Effet des persécutions précédentes. — Dans leur fuite, les Vaudois se dirigent vers les Vallées. — Les Églises vaudoises encombrées. — Colonies dans la Pouille et la Calabre. — Preuves et documents. — Situation des colonies. — Prospérité. — Agrandissement. — A quelle occasion. — Leurs relations avec les Vallées. — Vaudois répandus en Italie visités. — Nouvelles colonies en Provence. — Les Vaudois encore nombreux, — menacés dans les Vallées.

Les Vaudois, persécutés dans le midi de la France avec une violence sans égale et incessante, soupiraient après quelque repos.

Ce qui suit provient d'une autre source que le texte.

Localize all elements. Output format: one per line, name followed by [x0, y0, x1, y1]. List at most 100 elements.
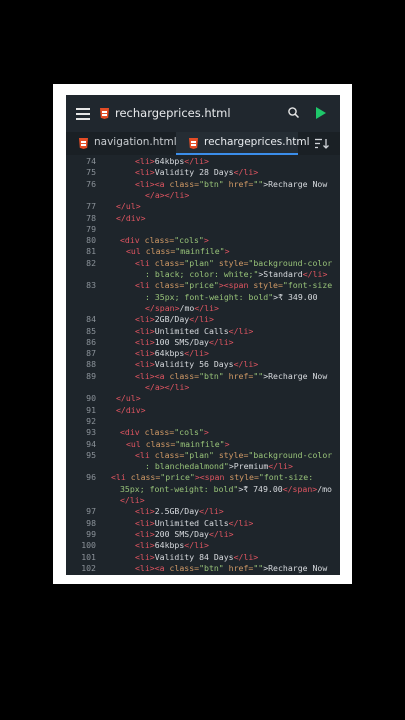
code-token: class= [169, 562, 200, 573]
tab-label: navigation.html [94, 136, 177, 148]
code-text: </a></li> [145, 574, 189, 575]
search-icon[interactable] [288, 107, 299, 118]
code-token: <li> [135, 528, 155, 539]
code-token: <div [120, 235, 145, 246]
code-token: </li> [208, 336, 234, 347]
code-token: </li> [233, 551, 259, 562]
code-text: <li>2.5GB/Day</li> [135, 506, 224, 517]
line-number: 99 [86, 528, 96, 539]
code-token: class= [144, 427, 175, 438]
code-token: 64kbps [154, 540, 185, 551]
code-token: <li [135, 257, 155, 268]
code-token: <li> [135, 336, 155, 347]
line-number: 101 [81, 551, 96, 562]
line-number: 96 [86, 472, 96, 483]
line-number: 92 [86, 415, 96, 426]
code-text: <li>2GB/Day</li> [135, 314, 214, 325]
code-token: "btn" [199, 370, 229, 381]
file-tabs: navigation.html rechargeprices.html [66, 132, 340, 155]
code-token: </li> [184, 348, 209, 359]
line-number: 80 [86, 235, 96, 246]
code-token: </a></li> [145, 574, 189, 575]
code-editor[interactable]: 74 <li>64kbps</li> 75 <li>Validity 28 Days<… [66, 155, 340, 575]
code-token: <div [120, 427, 145, 438]
line-number: 74 [86, 156, 96, 166]
code-text: 35px; font-weight: bold">₹ 749.00</span>… [120, 484, 332, 495]
line-number: 88 [86, 359, 96, 370]
line-number: 82 [86, 257, 96, 268]
code-text: <div class="cols"> [120, 235, 209, 246]
code-token: <li> [135, 359, 155, 370]
code-token: </div> [116, 404, 146, 415]
code-text: : blanchedalmond">Premium</li> [145, 461, 293, 472]
code-token: </li> [120, 495, 145, 505]
code-token: href= [228, 370, 254, 381]
code-token: 2.5GB/Day [154, 506, 200, 517]
code-text: <li><a class="btn" href="">Recharge Now [135, 179, 327, 190]
file-title: rechargeprices.html [115, 106, 231, 120]
code-token: "plan" [184, 257, 219, 268]
code-token: Validity 56 Days [154, 359, 234, 370]
code-token: </li> [228, 517, 254, 528]
code-token: > [224, 246, 230, 257]
code-token: <li> [135, 167, 155, 178]
code-token: : 35px; font-weight: bold" [145, 291, 274, 302]
code-token: class= [169, 370, 200, 381]
sort-icon[interactable] [315, 138, 329, 149]
code-token: 2GB/Day [154, 314, 190, 325]
code-token: "cols" [174, 235, 204, 246]
code-token: <ul [126, 246, 146, 257]
line-number: 75 [86, 167, 96, 178]
code-token: >Standard [258, 269, 303, 279]
code-token: > [224, 438, 230, 449]
code-token: <li> [135, 325, 155, 336]
tab-rechargeprices-html[interactable]: rechargeprices.html [176, 132, 310, 155]
line-number: 83 [86, 280, 96, 291]
play-run-icon[interactable] [316, 107, 326, 119]
code-token: <li [135, 449, 155, 460]
line-number: 98 [86, 517, 96, 528]
code-text: <li>64kbps</li> [135, 348, 209, 359]
code-token: </span> [282, 483, 318, 494]
code-token: </li> [184, 156, 209, 166]
hamburger-menu-icon[interactable] [76, 108, 90, 120]
line-number: 94 [86, 438, 96, 449]
code-token: </li> [184, 540, 209, 551]
code-text: : black; color: white;">Standard</li> [145, 269, 327, 280]
code-token: class= [154, 280, 185, 291]
line-number: 78 [86, 212, 96, 223]
line-number: 86 [86, 336, 96, 347]
code-text: </li> [120, 495, 145, 506]
code-token: </li> [189, 314, 214, 325]
code-token: >Premium [228, 461, 269, 472]
line-number: 97 [86, 506, 96, 517]
code-token: "" [253, 562, 264, 573]
code-token: 35px; font-weight: bold" [120, 483, 239, 494]
html5-file-icon [79, 138, 88, 149]
code-token: >Recharge Now [263, 178, 328, 189]
line-number: 81 [86, 246, 96, 257]
code-token: <li> [135, 551, 155, 562]
code-token: >₹ 749.00 [238, 483, 283, 494]
html5-file-icon [100, 108, 109, 119]
code-text: <li class="price"><span style="font-size… [111, 472, 313, 483]
code-token: Unlimited Calls [154, 517, 229, 528]
code-token: class= [154, 257, 185, 268]
code-text: <li class="plan" style="background-color [135, 258, 332, 269]
tab-navigation-html[interactable]: navigation.html [66, 132, 177, 155]
code-text: <li>64kbps</li> [135, 540, 209, 551]
line-number: 79 [86, 223, 96, 234]
code-token: </li> [302, 269, 328, 279]
code-text: <ul class="mainfile"> [126, 439, 230, 450]
code-token: </span> [145, 302, 180, 313]
code-text: <li><a class="btn" href="">Recharge Now [135, 563, 327, 574]
code-token: "btn" [199, 562, 229, 573]
code-token: style= [229, 472, 259, 483]
code-token: class= [144, 235, 175, 246]
code-text: </a></li> [145, 190, 189, 201]
code-token: </li> [208, 528, 234, 539]
code-text: <li>Validity 28 Days</li> [135, 167, 258, 178]
code-token: </a></li> [145, 382, 190, 392]
code-token: ><span [194, 472, 230, 483]
code-token: </li> [228, 325, 254, 336]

Plusieurs d’entre eux avaient trouvé un refuge temporaire dans les états du roi d’Aragon ; d’autres avait passé dans différentes contrées de la France, en Picardie, en Bourgogne, en Lorraine, en Alsace, en divers lieux de l’Allemagne, en Bohème surtout et jusqu’en Pologne ; d’autres s’étaient enfuis en Lombardie et dans les villes italiennes, soumises plus particulièrement à l’influence gibeline, où par conséquent le pouvoir papal avait moins de force, et où les dissentions intestines comme aussi les luttes extérieures ne laissaient pas au clergé le loisir d’être persécuteur. (V. Perrin, Histoire des Vaudois, p. 233 à 246. — Histoire de l’Inquisition en France, par de La Mothe-Langon,… t. II, 587…)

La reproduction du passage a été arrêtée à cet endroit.